What are the adaptations of hydrophytes?

Answer 47

• Very thin or no waxy cuticle as hydrophytes do not need to conserve water as there is always plenty available so water loss by transpiration is not an issue.
• Many always-open stomata on the upper surfaces, maximising gaseous exchange. There is no risk of loss of turgor so stoma are usually open all the time and guard cells are inactive. Stomata need to be on the upper surface so they are in contact with the air.
• Reduced structure to the plant, water supports the leaves and flowers so there is no need for strong supporting structures.
• Wide, flat leaves to increase surface area to capture as much light as possible.
• Small roots as water can diffuse directly into the stem and lead tissue so there is less need for uptake by roots.
• Large surface areas of stems and roots under water, to maximise the area for photosynthesis and for oxygen to diffuse into submerged plants.
• Air sacs to enable the leaves/flowers to float to the surface of the water.

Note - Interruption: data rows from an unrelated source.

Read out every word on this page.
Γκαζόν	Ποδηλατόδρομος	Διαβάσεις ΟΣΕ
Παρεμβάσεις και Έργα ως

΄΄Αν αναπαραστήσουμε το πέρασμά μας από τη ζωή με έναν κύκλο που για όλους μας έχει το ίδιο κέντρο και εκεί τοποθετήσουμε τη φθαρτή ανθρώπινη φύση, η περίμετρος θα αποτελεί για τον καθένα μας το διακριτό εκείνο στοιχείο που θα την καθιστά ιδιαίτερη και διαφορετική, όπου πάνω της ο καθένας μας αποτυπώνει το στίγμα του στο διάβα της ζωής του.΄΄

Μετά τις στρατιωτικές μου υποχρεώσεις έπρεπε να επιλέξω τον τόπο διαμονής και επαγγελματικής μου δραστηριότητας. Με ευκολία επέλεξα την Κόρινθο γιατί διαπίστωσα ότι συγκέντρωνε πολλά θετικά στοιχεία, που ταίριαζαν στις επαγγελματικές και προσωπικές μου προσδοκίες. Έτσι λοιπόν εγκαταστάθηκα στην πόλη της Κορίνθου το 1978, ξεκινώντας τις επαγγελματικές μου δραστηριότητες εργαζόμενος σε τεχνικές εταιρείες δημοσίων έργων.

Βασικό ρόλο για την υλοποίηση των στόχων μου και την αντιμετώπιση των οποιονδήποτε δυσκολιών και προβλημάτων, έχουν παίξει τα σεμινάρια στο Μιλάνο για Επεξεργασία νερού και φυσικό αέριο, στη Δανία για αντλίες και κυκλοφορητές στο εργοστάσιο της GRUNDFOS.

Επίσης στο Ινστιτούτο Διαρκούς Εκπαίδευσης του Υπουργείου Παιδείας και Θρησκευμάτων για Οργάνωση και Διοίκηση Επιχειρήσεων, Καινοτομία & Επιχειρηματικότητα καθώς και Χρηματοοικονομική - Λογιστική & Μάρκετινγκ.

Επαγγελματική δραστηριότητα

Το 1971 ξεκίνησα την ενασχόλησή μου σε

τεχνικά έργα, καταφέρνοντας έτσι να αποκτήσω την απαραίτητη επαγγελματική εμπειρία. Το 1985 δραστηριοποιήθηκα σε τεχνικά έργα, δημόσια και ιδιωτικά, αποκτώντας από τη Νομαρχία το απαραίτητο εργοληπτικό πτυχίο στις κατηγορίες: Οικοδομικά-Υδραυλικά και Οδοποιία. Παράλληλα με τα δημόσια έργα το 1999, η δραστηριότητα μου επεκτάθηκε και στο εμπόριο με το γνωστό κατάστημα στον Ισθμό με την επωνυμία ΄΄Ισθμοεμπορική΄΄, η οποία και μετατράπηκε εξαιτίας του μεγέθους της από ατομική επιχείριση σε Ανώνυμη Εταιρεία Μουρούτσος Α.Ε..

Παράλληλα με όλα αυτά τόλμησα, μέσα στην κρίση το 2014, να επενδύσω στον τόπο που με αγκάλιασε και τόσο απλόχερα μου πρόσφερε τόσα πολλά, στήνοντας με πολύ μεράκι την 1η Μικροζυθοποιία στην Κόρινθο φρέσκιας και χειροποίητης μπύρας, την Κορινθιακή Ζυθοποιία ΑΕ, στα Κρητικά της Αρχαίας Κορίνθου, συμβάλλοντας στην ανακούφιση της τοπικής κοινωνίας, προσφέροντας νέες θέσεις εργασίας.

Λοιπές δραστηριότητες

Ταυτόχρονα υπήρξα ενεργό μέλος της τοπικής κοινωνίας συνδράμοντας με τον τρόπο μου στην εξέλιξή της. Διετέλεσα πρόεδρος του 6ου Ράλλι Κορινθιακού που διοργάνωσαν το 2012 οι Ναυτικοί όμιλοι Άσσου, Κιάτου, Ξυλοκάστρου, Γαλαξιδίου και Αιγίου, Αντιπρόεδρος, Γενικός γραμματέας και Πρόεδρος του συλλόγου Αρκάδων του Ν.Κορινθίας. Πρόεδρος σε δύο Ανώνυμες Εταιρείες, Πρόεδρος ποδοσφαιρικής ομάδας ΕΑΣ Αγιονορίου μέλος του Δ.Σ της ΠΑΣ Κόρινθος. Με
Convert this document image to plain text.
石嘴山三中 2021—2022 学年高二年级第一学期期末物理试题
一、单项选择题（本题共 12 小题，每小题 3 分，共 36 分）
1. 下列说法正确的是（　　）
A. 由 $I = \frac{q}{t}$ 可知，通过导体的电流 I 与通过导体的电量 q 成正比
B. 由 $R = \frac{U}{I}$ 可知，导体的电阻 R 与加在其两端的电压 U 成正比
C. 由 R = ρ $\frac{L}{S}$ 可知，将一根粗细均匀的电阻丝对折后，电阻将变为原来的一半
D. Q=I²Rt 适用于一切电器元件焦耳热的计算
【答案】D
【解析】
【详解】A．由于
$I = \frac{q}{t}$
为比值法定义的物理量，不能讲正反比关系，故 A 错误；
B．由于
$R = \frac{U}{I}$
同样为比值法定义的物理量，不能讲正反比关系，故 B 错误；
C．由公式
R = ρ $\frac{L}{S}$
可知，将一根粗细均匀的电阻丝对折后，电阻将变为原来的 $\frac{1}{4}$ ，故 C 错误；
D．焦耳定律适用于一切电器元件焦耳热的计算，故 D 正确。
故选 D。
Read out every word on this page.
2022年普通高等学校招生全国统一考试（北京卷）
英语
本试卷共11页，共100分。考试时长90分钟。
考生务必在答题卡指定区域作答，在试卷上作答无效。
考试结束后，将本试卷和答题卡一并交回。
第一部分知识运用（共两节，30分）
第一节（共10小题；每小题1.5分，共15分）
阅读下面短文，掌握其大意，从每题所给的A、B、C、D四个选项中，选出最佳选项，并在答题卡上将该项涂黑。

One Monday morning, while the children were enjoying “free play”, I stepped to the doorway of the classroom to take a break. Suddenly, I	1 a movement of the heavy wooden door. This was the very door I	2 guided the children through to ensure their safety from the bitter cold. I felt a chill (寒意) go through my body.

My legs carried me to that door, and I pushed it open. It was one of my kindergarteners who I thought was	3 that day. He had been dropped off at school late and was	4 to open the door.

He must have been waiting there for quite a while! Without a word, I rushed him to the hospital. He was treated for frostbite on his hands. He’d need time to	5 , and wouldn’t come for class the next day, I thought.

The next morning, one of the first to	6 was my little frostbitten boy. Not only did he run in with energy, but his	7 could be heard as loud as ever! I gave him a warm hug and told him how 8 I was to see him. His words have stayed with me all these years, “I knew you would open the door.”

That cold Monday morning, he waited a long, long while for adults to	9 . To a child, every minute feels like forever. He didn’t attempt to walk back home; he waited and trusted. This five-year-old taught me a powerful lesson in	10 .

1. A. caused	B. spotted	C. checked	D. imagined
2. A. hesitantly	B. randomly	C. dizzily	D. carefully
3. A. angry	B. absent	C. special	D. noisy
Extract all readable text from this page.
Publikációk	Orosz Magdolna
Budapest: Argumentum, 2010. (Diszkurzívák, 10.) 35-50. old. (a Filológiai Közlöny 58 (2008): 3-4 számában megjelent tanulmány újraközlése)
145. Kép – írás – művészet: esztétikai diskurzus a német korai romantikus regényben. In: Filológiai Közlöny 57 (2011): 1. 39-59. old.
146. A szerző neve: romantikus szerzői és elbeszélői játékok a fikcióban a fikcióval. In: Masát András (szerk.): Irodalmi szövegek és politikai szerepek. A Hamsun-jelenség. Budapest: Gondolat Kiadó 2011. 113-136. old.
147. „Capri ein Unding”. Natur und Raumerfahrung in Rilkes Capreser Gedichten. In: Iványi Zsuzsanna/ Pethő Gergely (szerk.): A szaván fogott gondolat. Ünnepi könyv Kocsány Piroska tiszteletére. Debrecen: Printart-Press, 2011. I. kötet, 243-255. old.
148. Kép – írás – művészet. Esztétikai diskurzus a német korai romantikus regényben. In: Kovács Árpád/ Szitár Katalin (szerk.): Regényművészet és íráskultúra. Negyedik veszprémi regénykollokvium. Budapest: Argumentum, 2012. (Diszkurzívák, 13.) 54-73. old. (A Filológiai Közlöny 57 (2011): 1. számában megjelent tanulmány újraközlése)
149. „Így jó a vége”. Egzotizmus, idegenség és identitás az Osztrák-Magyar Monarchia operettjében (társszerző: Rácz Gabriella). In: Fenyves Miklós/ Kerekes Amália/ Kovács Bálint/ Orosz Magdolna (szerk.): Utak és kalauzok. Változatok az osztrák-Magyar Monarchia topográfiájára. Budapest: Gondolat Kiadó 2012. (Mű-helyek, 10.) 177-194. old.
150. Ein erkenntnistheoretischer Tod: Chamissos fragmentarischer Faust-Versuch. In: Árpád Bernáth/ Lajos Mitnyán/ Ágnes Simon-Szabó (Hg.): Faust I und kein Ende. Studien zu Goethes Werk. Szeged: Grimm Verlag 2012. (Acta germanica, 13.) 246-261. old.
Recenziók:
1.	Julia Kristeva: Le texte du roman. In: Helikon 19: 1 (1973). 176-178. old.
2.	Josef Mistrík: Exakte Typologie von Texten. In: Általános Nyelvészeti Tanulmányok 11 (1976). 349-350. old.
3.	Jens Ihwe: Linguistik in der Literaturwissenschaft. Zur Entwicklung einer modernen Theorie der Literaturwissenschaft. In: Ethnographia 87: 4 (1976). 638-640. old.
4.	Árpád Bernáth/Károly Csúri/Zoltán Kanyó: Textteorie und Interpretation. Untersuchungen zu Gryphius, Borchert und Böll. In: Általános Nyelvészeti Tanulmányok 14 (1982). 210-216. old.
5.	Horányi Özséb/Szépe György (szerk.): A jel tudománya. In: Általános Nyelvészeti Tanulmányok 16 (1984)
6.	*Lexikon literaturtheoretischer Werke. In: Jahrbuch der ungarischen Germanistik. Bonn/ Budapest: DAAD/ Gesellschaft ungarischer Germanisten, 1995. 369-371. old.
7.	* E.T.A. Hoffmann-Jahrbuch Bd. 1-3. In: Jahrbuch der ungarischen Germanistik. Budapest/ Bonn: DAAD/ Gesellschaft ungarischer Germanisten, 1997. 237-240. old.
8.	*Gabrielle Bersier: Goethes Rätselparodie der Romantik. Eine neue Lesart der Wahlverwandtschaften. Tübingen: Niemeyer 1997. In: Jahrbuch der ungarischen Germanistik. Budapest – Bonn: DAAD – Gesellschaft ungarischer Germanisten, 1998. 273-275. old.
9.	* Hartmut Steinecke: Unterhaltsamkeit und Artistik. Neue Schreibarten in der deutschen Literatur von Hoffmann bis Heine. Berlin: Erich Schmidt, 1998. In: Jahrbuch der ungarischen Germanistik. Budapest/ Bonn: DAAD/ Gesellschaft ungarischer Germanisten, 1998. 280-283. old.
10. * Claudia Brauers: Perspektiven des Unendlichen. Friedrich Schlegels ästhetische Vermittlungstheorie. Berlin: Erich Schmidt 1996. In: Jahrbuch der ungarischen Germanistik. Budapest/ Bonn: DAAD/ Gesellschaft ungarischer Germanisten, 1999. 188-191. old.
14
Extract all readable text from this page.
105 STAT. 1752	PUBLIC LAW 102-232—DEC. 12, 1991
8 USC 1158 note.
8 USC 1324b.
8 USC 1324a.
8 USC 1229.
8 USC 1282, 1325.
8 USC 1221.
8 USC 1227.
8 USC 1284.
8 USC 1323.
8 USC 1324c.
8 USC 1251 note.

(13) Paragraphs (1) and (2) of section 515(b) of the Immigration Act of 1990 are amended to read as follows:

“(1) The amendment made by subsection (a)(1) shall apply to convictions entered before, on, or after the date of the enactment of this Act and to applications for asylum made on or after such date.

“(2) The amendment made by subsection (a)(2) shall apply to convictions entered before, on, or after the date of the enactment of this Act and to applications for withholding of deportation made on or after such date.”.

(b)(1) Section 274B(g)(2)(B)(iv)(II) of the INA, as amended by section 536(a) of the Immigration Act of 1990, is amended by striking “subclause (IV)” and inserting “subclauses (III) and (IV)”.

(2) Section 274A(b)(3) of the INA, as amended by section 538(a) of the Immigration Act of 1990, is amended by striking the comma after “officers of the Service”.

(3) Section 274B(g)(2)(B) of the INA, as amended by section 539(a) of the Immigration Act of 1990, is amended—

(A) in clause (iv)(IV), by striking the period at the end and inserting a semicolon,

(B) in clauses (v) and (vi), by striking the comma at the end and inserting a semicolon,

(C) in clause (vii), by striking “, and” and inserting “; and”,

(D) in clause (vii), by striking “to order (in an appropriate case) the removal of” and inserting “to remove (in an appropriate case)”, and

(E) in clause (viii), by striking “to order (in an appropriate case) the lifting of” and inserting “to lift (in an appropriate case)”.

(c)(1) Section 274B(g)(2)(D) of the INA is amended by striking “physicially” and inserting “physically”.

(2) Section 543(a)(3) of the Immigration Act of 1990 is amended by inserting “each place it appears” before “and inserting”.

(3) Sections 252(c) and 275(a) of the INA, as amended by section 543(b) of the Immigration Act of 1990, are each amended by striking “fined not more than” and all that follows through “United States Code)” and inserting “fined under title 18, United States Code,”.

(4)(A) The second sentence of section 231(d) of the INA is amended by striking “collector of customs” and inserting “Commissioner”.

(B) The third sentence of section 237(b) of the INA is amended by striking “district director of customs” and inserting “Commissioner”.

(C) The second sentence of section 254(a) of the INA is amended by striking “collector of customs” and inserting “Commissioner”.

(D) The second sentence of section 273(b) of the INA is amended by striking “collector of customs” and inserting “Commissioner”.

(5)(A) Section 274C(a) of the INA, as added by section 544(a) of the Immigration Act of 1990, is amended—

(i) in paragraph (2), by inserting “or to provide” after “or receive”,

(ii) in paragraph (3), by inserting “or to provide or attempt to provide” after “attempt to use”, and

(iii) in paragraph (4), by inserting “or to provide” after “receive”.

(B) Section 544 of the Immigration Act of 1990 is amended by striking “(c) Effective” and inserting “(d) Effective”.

• Aerenchyma (specialised packing tissue) forms in the leaves, stem and roots of hydrophytes. It has many large air spaces, making the leaves and stems more buoyant and forming low-resistance internal pathways for the movement of substances such as oxygen and tissues below water, helping the plant cope with the anoxic (low oxygen) conditions in the mud, by transporting oxygen to the tissues.